The rockslide at PCT Mile 172.5, just north of Antsell Rock, was removed on 14th June 2021. My “before, during, and after” video is available here. This section of the PCT is now safer and is narrow but readily passable with care by hikers (but remains impassable by stock).
If you take an alternate further south, it is possible to regain the PCT from Idyllwild via Devil’s Slide Trail at Saddle Junction (about Mile 179.5). Do not attempt to regain the PCT via South Ridge Trail as the slope on the north side of Tahquitz Peak always remains ice-covered well into April, requires spikes (at least), and is notoriously treacherous.
Black Mountain Road is not closed to hiker traffic, only to vehicles. This is a temporary, seasonal closure, and usually it reopens to vehicles in April or May (although that is weather and/or maintenance dependent).
PCT hikers are reminded that overnight stays are not permitted at or near San Jacinto Peak, including in the historic shelter.
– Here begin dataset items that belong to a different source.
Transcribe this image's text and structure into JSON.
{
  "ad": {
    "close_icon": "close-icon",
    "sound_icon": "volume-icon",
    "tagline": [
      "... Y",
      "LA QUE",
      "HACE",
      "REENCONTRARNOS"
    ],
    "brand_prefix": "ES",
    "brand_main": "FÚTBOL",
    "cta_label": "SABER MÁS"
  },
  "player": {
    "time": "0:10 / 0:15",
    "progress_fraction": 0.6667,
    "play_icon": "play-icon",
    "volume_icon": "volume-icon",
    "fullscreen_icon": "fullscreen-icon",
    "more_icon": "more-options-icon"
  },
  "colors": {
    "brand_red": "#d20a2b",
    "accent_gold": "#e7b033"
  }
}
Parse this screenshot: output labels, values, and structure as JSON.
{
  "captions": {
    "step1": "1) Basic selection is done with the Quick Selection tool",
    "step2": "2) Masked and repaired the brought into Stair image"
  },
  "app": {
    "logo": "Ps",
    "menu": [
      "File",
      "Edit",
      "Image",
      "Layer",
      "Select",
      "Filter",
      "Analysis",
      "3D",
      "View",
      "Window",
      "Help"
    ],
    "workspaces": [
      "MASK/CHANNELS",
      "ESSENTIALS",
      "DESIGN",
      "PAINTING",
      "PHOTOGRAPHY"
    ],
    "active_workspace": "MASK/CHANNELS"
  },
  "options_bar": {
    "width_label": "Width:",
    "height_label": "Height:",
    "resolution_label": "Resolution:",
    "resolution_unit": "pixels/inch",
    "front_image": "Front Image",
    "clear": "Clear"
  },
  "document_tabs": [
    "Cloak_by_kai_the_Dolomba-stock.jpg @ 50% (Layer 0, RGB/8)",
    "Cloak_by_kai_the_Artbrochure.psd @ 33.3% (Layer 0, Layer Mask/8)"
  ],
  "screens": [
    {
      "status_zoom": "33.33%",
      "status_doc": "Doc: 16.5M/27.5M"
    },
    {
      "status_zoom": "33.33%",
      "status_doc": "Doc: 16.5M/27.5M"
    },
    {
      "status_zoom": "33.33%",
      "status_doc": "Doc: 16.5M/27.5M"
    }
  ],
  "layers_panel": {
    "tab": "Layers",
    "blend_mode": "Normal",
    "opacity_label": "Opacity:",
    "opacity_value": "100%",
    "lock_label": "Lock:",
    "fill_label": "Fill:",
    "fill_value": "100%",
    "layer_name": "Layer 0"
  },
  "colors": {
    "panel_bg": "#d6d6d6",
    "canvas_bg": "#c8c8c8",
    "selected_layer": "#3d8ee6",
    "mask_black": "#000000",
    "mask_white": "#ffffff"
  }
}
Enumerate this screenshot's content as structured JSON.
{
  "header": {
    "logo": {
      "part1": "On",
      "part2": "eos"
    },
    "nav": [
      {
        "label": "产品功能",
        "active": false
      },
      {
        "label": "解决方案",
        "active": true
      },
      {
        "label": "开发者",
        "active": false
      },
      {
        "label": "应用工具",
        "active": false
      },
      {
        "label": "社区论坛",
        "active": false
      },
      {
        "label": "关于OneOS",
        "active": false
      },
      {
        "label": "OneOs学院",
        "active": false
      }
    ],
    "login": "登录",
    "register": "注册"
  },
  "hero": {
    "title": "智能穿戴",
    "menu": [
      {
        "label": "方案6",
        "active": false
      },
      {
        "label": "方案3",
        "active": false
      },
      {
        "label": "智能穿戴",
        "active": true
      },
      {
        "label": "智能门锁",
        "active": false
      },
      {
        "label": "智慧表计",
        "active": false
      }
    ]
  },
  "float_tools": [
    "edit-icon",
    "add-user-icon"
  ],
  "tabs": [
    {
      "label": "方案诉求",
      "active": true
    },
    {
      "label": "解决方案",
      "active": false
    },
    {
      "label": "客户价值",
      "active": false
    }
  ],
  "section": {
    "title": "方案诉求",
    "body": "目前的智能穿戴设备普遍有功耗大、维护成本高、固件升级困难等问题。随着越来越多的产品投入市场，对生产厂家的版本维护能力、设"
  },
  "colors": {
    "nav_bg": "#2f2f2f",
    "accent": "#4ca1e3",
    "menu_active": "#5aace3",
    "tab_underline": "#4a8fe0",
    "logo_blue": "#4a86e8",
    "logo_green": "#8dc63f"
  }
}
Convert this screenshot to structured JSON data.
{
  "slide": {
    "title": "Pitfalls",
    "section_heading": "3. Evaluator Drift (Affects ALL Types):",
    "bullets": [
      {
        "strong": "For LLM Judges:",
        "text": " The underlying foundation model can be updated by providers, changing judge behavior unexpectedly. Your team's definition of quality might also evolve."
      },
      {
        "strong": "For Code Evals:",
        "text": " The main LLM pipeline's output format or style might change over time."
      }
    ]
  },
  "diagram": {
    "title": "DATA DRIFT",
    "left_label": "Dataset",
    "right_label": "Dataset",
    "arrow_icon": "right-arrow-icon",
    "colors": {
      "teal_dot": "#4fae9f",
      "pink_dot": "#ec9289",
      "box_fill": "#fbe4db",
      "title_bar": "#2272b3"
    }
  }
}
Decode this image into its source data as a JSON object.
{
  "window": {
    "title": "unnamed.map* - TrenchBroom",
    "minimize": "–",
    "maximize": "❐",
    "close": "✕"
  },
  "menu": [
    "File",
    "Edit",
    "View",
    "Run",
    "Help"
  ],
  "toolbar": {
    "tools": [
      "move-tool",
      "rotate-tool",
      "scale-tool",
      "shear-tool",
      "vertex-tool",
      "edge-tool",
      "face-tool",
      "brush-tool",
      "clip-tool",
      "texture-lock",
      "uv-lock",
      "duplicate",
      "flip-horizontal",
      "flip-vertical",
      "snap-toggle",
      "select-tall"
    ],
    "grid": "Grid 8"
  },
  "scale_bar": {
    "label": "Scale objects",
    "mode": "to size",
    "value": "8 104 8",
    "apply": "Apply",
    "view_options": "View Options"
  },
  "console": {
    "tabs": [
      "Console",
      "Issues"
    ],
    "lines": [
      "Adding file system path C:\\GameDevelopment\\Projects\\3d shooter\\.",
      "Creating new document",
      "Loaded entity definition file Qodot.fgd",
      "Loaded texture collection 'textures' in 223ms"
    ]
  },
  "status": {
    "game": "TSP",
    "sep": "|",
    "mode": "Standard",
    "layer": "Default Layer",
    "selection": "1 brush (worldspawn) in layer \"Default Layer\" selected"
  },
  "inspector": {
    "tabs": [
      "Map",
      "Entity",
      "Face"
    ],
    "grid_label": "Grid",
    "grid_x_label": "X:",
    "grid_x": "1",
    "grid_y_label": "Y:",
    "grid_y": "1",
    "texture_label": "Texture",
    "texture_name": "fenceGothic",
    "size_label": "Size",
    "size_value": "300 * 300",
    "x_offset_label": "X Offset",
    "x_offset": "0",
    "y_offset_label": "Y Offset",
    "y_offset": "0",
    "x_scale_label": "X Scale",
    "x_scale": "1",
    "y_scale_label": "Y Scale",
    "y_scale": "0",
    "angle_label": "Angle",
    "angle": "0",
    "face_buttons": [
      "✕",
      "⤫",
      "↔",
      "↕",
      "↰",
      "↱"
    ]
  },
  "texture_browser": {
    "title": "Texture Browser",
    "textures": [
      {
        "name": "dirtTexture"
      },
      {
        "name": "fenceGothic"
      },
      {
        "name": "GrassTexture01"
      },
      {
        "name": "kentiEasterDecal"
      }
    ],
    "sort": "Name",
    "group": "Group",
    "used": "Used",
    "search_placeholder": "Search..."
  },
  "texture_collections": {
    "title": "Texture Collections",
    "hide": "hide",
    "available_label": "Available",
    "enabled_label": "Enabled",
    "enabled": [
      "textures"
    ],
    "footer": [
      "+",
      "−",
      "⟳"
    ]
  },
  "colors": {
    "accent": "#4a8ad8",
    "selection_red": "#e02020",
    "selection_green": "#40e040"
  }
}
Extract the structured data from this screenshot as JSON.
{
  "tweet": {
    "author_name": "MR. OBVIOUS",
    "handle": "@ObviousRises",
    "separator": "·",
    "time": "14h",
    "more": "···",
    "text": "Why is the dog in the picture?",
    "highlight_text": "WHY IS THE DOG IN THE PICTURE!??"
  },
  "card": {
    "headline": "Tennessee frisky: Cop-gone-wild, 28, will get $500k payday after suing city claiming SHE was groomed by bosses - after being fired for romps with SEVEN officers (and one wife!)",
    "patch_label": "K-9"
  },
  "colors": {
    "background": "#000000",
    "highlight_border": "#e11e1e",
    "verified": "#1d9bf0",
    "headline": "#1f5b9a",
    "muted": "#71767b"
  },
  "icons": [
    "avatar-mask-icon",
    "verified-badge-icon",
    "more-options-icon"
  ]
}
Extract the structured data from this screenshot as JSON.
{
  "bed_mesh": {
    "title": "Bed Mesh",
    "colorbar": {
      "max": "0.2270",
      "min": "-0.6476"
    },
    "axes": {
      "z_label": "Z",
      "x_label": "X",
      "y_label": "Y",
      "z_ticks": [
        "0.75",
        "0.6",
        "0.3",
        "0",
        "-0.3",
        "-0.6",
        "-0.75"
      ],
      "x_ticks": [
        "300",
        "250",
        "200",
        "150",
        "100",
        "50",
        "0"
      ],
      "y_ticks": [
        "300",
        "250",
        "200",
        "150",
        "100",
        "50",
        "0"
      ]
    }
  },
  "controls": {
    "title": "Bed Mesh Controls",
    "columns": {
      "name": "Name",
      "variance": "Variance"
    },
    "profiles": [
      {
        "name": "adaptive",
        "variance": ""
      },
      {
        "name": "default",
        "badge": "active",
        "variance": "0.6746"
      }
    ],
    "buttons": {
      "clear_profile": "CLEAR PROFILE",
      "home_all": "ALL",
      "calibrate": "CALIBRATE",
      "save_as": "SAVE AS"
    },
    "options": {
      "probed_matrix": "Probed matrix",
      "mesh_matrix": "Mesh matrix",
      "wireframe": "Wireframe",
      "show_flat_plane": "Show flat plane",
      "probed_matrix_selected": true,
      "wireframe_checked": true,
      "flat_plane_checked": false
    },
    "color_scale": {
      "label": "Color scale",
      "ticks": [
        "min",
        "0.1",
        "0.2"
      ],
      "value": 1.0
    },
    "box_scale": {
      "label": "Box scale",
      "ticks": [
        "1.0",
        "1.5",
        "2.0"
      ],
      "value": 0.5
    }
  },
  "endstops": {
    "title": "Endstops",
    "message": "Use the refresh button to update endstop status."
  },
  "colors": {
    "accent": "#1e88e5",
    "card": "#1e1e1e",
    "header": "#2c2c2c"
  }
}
Mt. San Jacinto State Park regulations permit overnight stays only in established campgrounds. Little Round Valley and Strawberry Junction are good options for thru-hikers.
3 thoughts on “Trail update 20th April 2022”
Thanks for the latest update, Jon. Water flow photo at Willow Creek above Laws looks good enough for pumping going into next month. Wellman Cienega looked descent enough to fill a Be Free or Life Straw bottle.Last year, on May 9/11, we had good water sources at Little Round Valley, and even from that little stream up the trail from Strawberry Junction What are you thoughts on water at Strawberry Cienega next month?
Willow Creek and Wellman’s Cienega will be fine for filtering for another few months. Little Round Valley creek was dry this morning. Strawberry Cienega will likely be fine in May, but it has a tendency to stop fairly abruptly, and that will happen early this year. Safe hiking, Jon.